‘Competition does not improve quality’

Economist Prabhat Patnaik cautions against the ‘commoditisation’ of education, while explaining his take on the concept of private varsities.

December 05, 2015 03:59 pm | Updated March 24, 2016 02:11 pm IST - Thiruvananthapuram

Economist Prabhat Patnaik  Photo: A. Manikanta Kumar

Economist Prabhat Patnaik Photo: A. Manikanta Kumar

T he Kerala State Higher Education Council had, recently, recommended to the Government, the setting up of private universities in Kerala. The Education Minister P. K. Abdu Rabb has repeatedly expressed his personal opposition to the idea of private universities. Against this backdrop noted economist and educationist Prabhat Patnaik gives his take on the concept of private universities in an email interview with The Hindu EducationPlus . Excerpts…

Do you feel that educationally and socially the time is ripe to set up private universities in Kerala?

One has to distinguish between two kinds of private educational institutions: those that are set up for philanthropic reasons and those that are set up as business. The former have been with us for a long time and I see nothing wrong with them. The latter entail a commoditisation of education, which I am totally opposed to, for at least four reasons. First, since their aim is profit-making, they typically charge exorbitant fees, which exclude the poor. Commoditisation of education therefore perpetuates the existing social divide and is therefore fundamentally anti-democratic. Second, since education becomes an investment item even for the students, an investment that has to be recouped, there is a pressure to introduce courses and alter the curriculum in accordance with market demand, which means that the social role of education, its role in nation-building, in inculcating humane values, in sustaining the foundational ethics that underlie our Constitution, get progressively abandoned to the detriment of our society. Third, since a commodity is a finished product , a capsule as it were, that is imbibed, commoditisation necessarily prevents the asking of questions, encourages mediocrity, and destroys creativity. Fourth, it also converts the products of the education system into commodities, whose sole concern is the amount of exchange value (money) they can command on the market. It makes them into purely material-seeking individuals and even takes away from them the thrill of engaging with the grandeur of ideas. I am therefore opposed to private universities ( as distinct from institutions imparting particular skills or crafts), which are run as business, whether in Kerala or in India as a whole.

Private capital has always played a crucial role in the educational scenario of Kerala; both in the school education sector and in higher education. Are not private varsities just a logical extension of this decades-old phenomenon?

The operation of private capital in school education, a historical legacy in Kerala, needs to be controlled, which is what the previous government had tried to do. This historical fact cannot be used as an argument for expanding the sphere of that operation to higher education as well. Education, whether school education or higher education, must be primarily the responsibility of the government, though philanthropic institutions can supplement that effort. Sometimes, of course, profit-making institutions pass themselves off as philanthropic on the grounds that their profits are ploughed back into the institution itself, but this does not stand scrutiny.

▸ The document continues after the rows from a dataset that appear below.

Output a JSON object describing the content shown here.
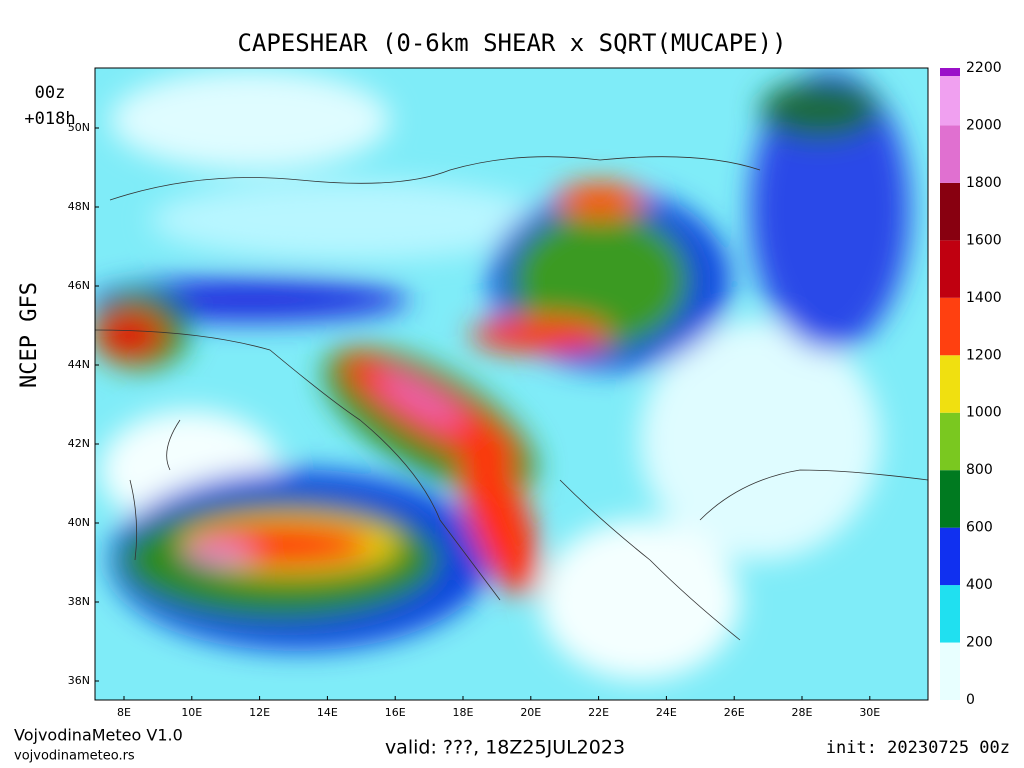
{
  "header": {
    "title": "CAPESHEAR (0-6km SHEAR x SQRT(MUCAPE))",
    "run": "00z",
    "lead": "+018h",
    "model": "NCEP GFS"
  },
  "map": {
    "lat_labels": [
      "50N",
      "48N",
      "46N",
      "44N",
      "42N",
      "40N",
      "38N",
      "36N"
    ],
    "lon_labels": [
      "8E",
      "10E",
      "12E",
      "14E",
      "16E",
      "18E",
      "20E",
      "22E",
      "24E",
      "26E",
      "28E",
      "30E"
    ]
  },
  "colorbar": {
    "ticks": [
      0,
      200,
      400,
      600,
      800,
      1000,
      1200,
      1400,
      1600,
      1800,
      2000,
      2200
    ],
    "colors": [
      "#e8ffff",
      "#20e0f0",
      "#1030f0",
      "#007a20",
      "#7ac820",
      "#f0e010",
      "#ff4010",
      "#c00010",
      "#880010",
      "#e070d0",
      "#f0a0f0",
      "#9a10c8"
    ]
  },
  "footer": {
    "brand": "VojvodinaMeteo V1.0",
    "site": "vojvodinameteo.rs",
    "valid": "valid: ???, 18Z25JUL2023",
    "init": "init: 20230725 00z"
  }
}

After all, firms that plough back profits into their businesses are not counted as philanthropic!

Proponents of private varsities argue that they would provide good competition to public universities and that the result would be an overall increase in the quality of higher learning. Do you agree?

The very talk of ‘competition’ already presupposes commoditisation. We are not talking about airlines or hotels; we are talking about education. The ‘quality’ that is supposed to improve through ‘competition’ in such a world where education is converted into a commodity is precisely what constitutes the death-knell of education.

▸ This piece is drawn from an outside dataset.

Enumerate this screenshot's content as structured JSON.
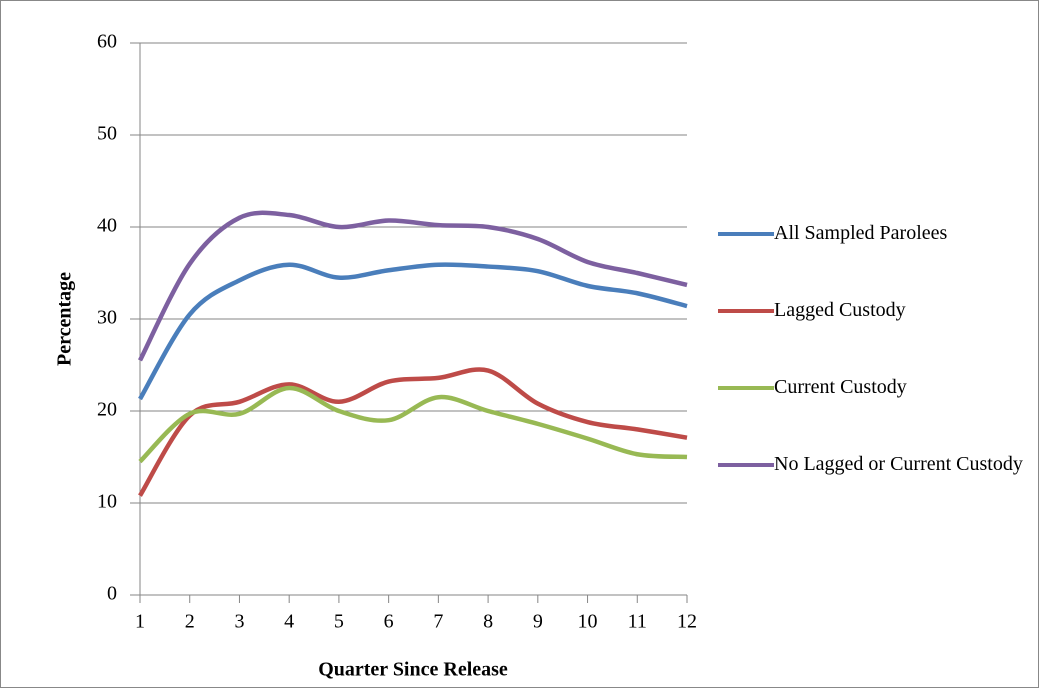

Are not private universities – with the ability of sponsoring agencies to consistently pump in abundant capital – the perfect institutional antidote to cash-strapped public universities that the State struggles to sustain?

There is absolutely no reason for the government to be cash-strapped when it comes to education. True, state governments have limited financial powers but even within the current dispensation more can be spent on education; besides, the state government should be vociferously demanding more funds from the Centre to prevent the commoditisation of education, instead of falling in line with the Centre’s neo-liberal assault on higher education through commoditisation, for which incidentally there is pressure also from the World Trade Organisation (which wants education to be a tradeable service). The state government itself can also avail of philanthropic contributions for setting up higher education institutions within the government sector.

What can be done to improve the quality of education in existing public universities? Can their standards be raised even without pitting them in competition with private varsities?

Competition, as I have already said, does not improve quality. On the contrary it belongs to a terrain of discourse whose very adoption destroys the quality of education. What is needed for improving quality is to bring back excitement into education, to increase the intensity of engagement of both students and teachers in the process of learning, for which the recruitment of the most talented and committed persons for the teaching profession is essential.

When I look back at my student days I learned so much from my teachers. Even a single teacher can make an enormous difference. Recruiting the best persons as teachers would require of course the adoption of appropriate pay-scales; but above all the cynicism that currently permeates the higher education system must be broken.